What is Your Preparation for a Breach?
Even with sound backups privacy of affected data should be assumed to be breached since it was read by malware. Even with detailed network logs, it would be impracticable to prove that no data had been exfiltrated. In a targeted attack the assailants typically take data inventory, evaluating a minimum of samples of the data to evaluate its prospective value – they could be leaving cash on the table otherwise. Data ransom demands might merely be the last money making stage in an enterprise breach after mining all other value from the intrusion because the ransom demand exposes the compromise.
Have a Thorough Removal Strategy
One need to assume that skilled opponents have set up several, cunningly-concealed avenues of re-entry at numerous staggered time points (well after your crisis group has actually stood down and pricey experts flown off to their next gig). Any roaming proof remaining was thoroughly staged to deceive investigators and deflect blame. Expensive re-imaging of systems should be exceptionally extensive, touching every sector of the disk across its entire recording surface and re-creating master boot records (MBR’s) and volume boot records from scratch. Some ransomware is understood to jeopardize MBR’s.

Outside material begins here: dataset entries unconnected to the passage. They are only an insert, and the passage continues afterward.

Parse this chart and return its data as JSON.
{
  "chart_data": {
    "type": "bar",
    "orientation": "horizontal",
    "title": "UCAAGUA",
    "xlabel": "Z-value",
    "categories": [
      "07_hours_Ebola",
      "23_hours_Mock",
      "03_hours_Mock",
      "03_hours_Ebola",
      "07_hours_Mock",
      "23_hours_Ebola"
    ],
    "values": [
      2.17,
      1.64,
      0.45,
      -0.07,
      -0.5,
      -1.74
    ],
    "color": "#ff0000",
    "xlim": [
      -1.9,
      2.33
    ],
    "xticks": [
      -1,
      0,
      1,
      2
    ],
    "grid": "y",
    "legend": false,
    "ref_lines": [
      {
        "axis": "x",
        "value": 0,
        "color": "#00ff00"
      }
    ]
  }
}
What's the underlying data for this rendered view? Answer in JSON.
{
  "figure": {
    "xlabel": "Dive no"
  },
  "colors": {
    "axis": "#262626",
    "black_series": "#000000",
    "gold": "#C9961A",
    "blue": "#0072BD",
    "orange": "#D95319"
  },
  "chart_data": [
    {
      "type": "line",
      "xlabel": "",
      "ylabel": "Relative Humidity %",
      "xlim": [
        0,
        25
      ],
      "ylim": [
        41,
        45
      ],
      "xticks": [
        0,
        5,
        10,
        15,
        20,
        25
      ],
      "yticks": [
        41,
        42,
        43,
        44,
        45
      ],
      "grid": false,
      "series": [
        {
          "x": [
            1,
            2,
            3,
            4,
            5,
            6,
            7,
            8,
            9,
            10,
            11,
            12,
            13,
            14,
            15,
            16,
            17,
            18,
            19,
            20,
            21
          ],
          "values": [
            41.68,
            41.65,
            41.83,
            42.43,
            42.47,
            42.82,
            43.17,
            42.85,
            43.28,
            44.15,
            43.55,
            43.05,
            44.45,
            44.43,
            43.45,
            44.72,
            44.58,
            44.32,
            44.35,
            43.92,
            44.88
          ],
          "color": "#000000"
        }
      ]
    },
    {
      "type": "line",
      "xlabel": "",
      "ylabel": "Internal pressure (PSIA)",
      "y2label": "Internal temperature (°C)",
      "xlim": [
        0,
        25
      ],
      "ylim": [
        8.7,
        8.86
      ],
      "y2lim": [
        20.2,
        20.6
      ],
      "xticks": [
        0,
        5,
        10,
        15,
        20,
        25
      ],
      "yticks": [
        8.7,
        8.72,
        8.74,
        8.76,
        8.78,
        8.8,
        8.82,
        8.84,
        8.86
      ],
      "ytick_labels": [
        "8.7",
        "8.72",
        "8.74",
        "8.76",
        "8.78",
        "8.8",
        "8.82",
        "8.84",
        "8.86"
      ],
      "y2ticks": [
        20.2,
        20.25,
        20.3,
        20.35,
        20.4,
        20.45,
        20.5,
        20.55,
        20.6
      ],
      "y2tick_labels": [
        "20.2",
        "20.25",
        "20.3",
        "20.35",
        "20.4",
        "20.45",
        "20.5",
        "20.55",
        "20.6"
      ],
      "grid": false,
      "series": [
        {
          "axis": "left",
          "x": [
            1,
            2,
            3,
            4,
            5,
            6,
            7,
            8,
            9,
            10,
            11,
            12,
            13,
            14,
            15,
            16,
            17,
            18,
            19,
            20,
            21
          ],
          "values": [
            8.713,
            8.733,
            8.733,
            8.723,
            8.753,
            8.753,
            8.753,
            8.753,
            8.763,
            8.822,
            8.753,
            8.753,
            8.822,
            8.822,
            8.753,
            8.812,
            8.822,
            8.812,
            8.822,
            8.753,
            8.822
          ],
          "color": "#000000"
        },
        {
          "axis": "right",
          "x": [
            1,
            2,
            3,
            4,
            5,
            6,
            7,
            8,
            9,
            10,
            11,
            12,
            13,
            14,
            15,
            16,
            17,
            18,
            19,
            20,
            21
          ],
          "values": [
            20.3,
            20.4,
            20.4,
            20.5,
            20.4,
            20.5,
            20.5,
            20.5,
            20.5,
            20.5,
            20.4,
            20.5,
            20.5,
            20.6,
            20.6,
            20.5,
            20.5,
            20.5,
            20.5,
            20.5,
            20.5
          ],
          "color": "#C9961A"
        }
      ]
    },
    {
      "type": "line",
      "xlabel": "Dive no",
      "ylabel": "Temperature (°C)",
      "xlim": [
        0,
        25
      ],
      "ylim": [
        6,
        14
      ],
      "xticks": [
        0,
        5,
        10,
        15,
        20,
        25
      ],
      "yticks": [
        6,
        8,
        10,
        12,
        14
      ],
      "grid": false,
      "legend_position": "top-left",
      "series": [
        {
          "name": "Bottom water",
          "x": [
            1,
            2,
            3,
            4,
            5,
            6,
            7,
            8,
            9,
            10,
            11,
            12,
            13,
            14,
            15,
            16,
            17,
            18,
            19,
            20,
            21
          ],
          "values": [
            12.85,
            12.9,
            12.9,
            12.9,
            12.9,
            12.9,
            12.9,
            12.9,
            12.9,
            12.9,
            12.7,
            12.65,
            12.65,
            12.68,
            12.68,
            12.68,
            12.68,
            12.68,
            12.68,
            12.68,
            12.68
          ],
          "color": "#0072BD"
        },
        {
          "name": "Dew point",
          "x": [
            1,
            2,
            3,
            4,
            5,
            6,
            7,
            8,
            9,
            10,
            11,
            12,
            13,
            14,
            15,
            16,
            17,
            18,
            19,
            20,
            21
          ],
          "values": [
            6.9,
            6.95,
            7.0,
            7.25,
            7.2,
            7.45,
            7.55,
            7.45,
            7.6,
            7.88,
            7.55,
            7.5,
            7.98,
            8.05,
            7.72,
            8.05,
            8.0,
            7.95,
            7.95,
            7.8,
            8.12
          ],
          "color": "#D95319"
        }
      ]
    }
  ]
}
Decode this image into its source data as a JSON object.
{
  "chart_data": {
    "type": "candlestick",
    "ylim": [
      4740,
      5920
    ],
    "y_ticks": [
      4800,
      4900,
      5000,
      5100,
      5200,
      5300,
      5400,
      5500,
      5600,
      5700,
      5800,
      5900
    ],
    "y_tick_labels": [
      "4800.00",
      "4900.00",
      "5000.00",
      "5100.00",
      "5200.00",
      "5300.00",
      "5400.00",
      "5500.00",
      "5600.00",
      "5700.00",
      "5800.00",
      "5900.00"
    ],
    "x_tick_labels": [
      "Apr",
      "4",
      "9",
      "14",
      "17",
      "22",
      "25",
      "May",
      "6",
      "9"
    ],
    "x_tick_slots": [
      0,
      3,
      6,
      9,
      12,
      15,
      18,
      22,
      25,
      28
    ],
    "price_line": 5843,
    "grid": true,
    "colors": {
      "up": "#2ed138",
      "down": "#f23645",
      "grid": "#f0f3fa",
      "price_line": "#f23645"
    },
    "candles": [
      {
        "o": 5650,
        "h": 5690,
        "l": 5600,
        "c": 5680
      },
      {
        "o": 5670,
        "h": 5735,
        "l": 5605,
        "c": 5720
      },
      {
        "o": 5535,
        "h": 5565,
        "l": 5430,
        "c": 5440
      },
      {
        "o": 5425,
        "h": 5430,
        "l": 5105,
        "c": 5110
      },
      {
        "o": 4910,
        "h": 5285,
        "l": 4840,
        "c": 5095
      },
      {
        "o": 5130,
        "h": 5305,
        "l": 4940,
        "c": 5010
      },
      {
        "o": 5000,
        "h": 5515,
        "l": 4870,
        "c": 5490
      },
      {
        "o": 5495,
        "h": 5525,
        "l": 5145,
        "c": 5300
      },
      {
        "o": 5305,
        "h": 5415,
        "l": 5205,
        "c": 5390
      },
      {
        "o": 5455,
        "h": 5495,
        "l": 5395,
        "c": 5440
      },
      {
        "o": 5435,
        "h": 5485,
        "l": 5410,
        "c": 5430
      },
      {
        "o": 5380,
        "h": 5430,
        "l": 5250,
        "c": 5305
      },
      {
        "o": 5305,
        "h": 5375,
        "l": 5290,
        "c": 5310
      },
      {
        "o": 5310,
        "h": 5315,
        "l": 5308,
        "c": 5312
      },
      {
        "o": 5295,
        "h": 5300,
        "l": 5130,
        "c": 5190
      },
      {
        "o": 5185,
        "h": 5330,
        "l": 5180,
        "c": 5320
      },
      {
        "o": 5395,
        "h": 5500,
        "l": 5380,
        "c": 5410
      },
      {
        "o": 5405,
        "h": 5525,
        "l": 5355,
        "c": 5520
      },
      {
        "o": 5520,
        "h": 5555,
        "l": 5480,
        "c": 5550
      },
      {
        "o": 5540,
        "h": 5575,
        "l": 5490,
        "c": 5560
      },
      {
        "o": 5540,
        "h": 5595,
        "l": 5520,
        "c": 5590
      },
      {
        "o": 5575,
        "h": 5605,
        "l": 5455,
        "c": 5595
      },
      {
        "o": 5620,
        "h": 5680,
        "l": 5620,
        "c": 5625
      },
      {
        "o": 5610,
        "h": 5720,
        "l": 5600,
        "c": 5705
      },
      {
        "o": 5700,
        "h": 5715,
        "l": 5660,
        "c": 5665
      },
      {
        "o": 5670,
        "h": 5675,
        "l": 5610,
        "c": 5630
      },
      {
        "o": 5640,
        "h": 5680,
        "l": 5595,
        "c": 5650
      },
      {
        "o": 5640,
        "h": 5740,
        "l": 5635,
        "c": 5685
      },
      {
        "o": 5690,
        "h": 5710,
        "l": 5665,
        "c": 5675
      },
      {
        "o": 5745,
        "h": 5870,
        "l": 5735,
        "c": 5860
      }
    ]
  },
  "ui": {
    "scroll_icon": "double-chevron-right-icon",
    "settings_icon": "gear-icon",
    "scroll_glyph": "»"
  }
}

Likewise, don’t assume system firmware has not been jeopardized. If you can upgrade the firmware, so can hackers. It isn’t tough for hacking groups to check out firmware hacking options when their business targets standardize system hardware setups, permitting a little laboratory effort to go a long way. The industrialization of cyber crime permits the advancement and sale of firmware hacks on the dark net to a wider criminal market.
Help Is On Offer With Great EDR Tools
After all of this bad news, there is an answer. When it comes to targeted ransomware attacks, taking proactive actions instead of reactive clean-up is far less uncomfortable. A great Endpoint Detection and Response (EDR) tool can help on both ends. EDR tools are good for identifying exposed vulnerabilities and active applications. Some applications have such a notorious history of exposing vulnerabilities that they are best eliminated from the environment (Adobe Flash, for example). EDR tools are likewise proficient at tracking all significant endpoint incidents, so that investigators can identify a “patient zero” and track the pivot activity of targeted enterprise-spreading ransomware. Attackers rely on endpoint opacity to assist with hiding their actions from security staff, but EDR is there to make it possible for open visibility of notable endpoint incidents that could signal an attack in progress. EDR isn’t restricted to the old anti-virus convict-or-acquit model, that enables freshly remixed attack code to evade AV detection.
Excellent EDR tools are always vigilant, constantly reporting, always tracking, readily available when you require it: now or retroactively. You would not turn a blind eye to business network activity, so do not turn a blind eye to enterprise endpoint activity.